Published: Aug 07, 2012 07:00 PM
Modified: Aug 07, 2012 07:16 PM
“Someday I hope to visit that cemetery. Meanwhile I wonder if there is any way to secure a photograph of his grave. Is there anyone, even a French civilian, who might take an interest and with whom I could correspond? This means a great deal to me.”
This was part of a letter that my great-great aunt Sara wrote to one of the commanding officers after her husband was killed in World War II.
When we think of World War II veterans, we think of an older generation of men who are now dying off. But many of the veterans are still young men frozen in the time when they gave their lives for our country.
A serendipitous connection to this past was discovered recently when my aunt Johanna was working on a public health project at UNC. She and her colleague Melissa were hanging out one night when Melissa mentioned something about another colleague, a man named Gene Matthews, who also lives here in Chapel Hill.
“He’s a Matthews from Matthews, North Carolina! You don’t hear that too often!” she said.
Johanna said: “Well actually, my great aunt Sara married a man named David Matthews who was from Matthews, North Carolina. He was killed in World War II.”
“Well you know,” Melissa said, “Gene’s son is named David; wouldn’t it be crazy if he named his son after your great aunt Sara’s husband?”
Right away, Johanna got on the phone and called Gene. David Matthews was indeed his uncle, and his son was indeed named after him.
David Matthews was flying supply missions in late 1945 and early 1946, just after the war ended, when his B-24 crashed, killing all on board.
A lot was already known in our family about this tragedy, but I wanted to talk with Mr. Matthews to learn more.
Gene Matthews was just a baby when his uncle was killed. He said he had very few photos of him, but growing up he was always told that he had his uncle’s eyes.

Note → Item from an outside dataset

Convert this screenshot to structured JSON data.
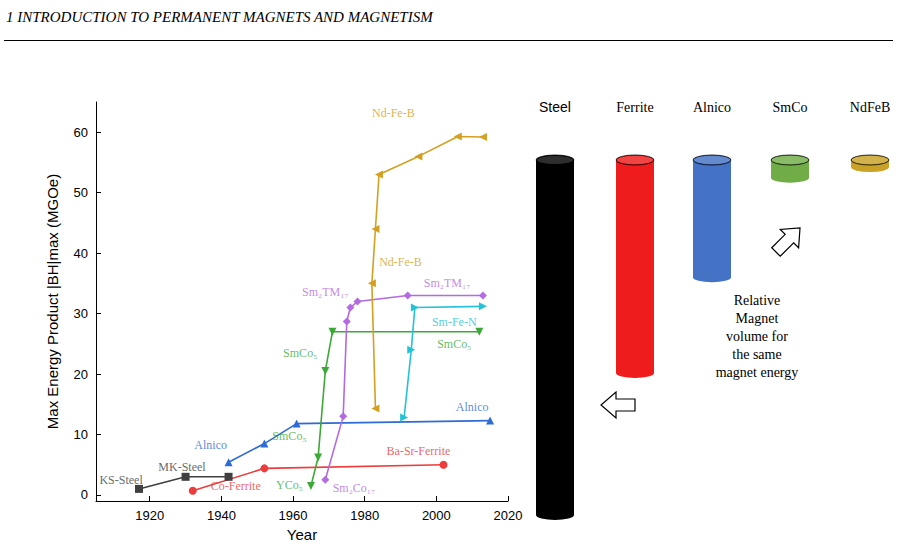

Gene said the crew was probably flying one of its supply missions to Marseille, France, from Germany when, as he says, they “found a rock in the clouds and crashed.”
David Matthews had been writing to his wife, Sara, every day. For six days after she got the telegram from the War Department saying he had been killed, she continued to get letters he had previously sent, because of the time it took mail to arrive from overseas.
In the last letter, dated one day before his death, he tells her that he’s exhausted and thankful he doesn’t have to fly the next day. After that, the letters stopped coming.
Clearly there was a change in plans, but no one knows the full story.
After his death, Sara was never the same. She never remarried and was always sad because she didn’t have children.
My mom and her five siblings adored their great Aunt Sara. She always kept on hand lots of candy, far more than they were ever allowed to have, and was very generous with it. She bought my mom and aunt Johanna their most beautiful Easter dresses, nicer than they would have otherwise had. My mother remembers her as “incredibly sweet, always with open arms for us, but also always a little bit fragile.”
Her husband’s body was never brought back. There is only a marker in the Matthews’ family plot. He is buried in a cemetery in southern France.
Sara wanted to bring David home, but there were a number of people in the community who convinced her not to. Because he was so badly burned in the plane crash, it would not be the way she would want to remember him.
Sara Matthews died in 1984. She was never able to go and visit his grave, and it’s not certain that she ever got to see a picture of his grave, as she had pleaded for in her letter.
However, I am going to France with my family this summer, and we have now made it a project to search for his grave in her memory, and his.